# Confused on Pepper Mill Directions



## BarbS (Jan 31, 2013)

I'd appreciate a little help. My PSI instructions on a 10" pm kit say "the mechanism is 8-1/4" long" and the one provided is a 10" drive shaft. I have a 3"x12" blank, and want to cut it for a head and base. Directions call for the head blank to be 2-3/4" long, which leaves less than 10" for the body. But if I count the 1/2" drilled hole at the bottom to accommodate the 'grinder retainer,' and consider the 1/2" deep tenon on the head piece, shouldn't I just plan the body length to accommodate the 10" shaft, allowing 1/2" above the top to screw on the grind knob? Seems to me that would be a body blank length of 8-1/2" with a 2" head above the cut line? Or is that original "8-1/4" quote referring to the body blank length?


----------



## Kevin (Jan 31, 2013)

Barb, the instructions for every PM mechanism I have every used are for what I consider people who have never even turned a screwdriver. My advice to every turner who is turning their first PM ( and I don't know if this is your first) is to use a blank that doesn't matter. Because all it takes is one PM to really "get it" no matter what PM mech you buy. And since you can reuse the PM mech after your practice run you haven't lost it. 
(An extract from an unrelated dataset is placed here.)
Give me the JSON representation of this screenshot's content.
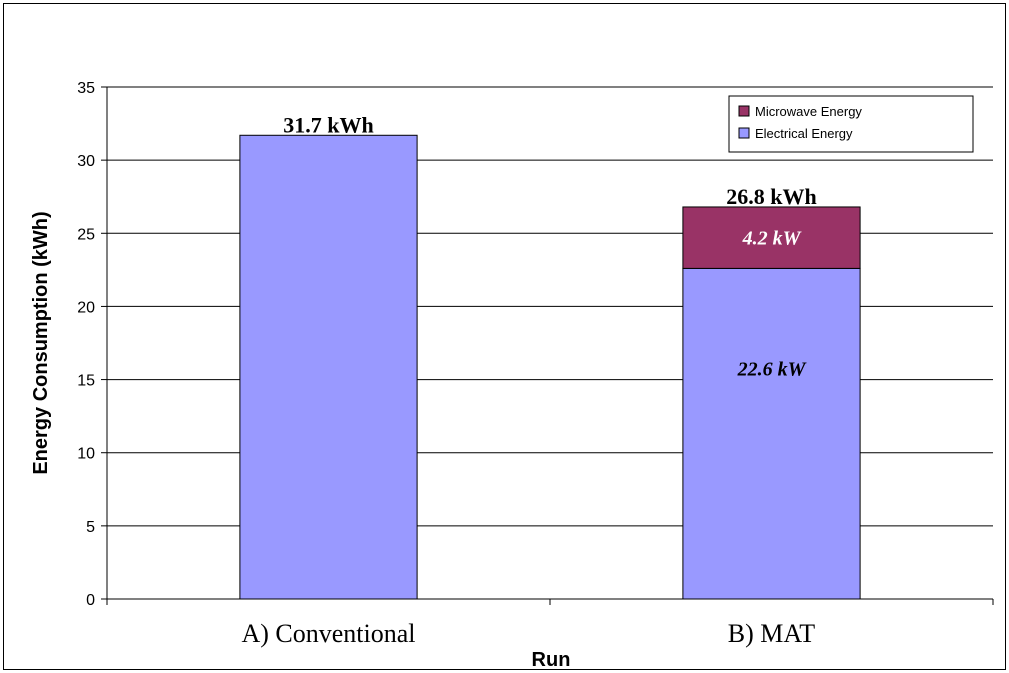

I could spend a lot of words trying to answer your specific questions and probably should, but IMHO the best advice I can give you is to spin one or two waste blanks and I assure you, as bright as you are the light bulb will come on a lot faster than reading someone elses interpretation of those horrible instructions we all have to deal with the first time or two. 

JMO


----------



## TimR (Jan 31, 2013)

BarbS said:


> I'd appreciate a little help. My PSI instructions on a 10" pm kit say "the mechanism is 8-1/4" long" and the one provided is a 10" drive shaft. I have a 3"x12" blank, and want to cut it for a head and base. Directions call for the head blank to be 2-3/4" long, which leaves less than 10" for the body. But if I count the 1/2" drilled hole at the bottom to accommodate the 'grinder retainer,' and consider the 1/2" deep tenon on the head piece, shouldn't I just plan the body length to accommodate the 10" shaft, allowing 1/2" above the top to screw on the grind knob? Seems to me that would be a body blank length of 8-1/2" with a 2" head above the cut line? Or is that original "8-1/4" quote referring to the body blank length?


Barb, I was typing as Kevin got his reply to you...it's a good one to practice on something first that doesn't matter.

Barb, without digging too deeply into the instructions you received, try looking at the instructions on their site for that mill. It is pretty clear in that the 8-1/4 is the base blank rough size, but they also give a little different top size.

I've never liked these instructions to determine lengths, and prefer to assemble my hardware, with knob threaded on about halfway, and then determine what the distance between the top of the mill and mounting face at bottom should be. Then I determine what I want my head and base pieces to look like by drawing out full scale on graph paper. 
I've bought similar kits from differ sources and they vary a little on length, and you definitely want some play in the threads left to allow tightening fo finer grinds.


----------



## BarbS (Jan 31, 2013)

Thanks to both of you. I was just thinking, when I gave up on the directions, I'd better do a prototype and figure it out. That's what I'll do. And yes, Kevin, it's my first attempt! I have a mallet to do first, but will get to it soon.


----------



## DKMD (Jan 31, 2013)

I think this is the same mill... Different name, different supplier, but same kit. Not sure if these instructions are any better but probably worth a shot:

http://www.woodturnerscatalog.com/docs/artisan_mills.pdf

BTW, the 1/2" tenon on the upper portion is a great place to use a separate piece of wood... Helps the grain match up better.


----------



## BarbS (Jan 31, 2013)

It does look like the same kit, though those directions are written much the same. 
Thanks, though. I'll print those out and have both sets when I get started. 
Good tip on filling in with the 1/2" tenon to match up grain pattern. Thanks!


----------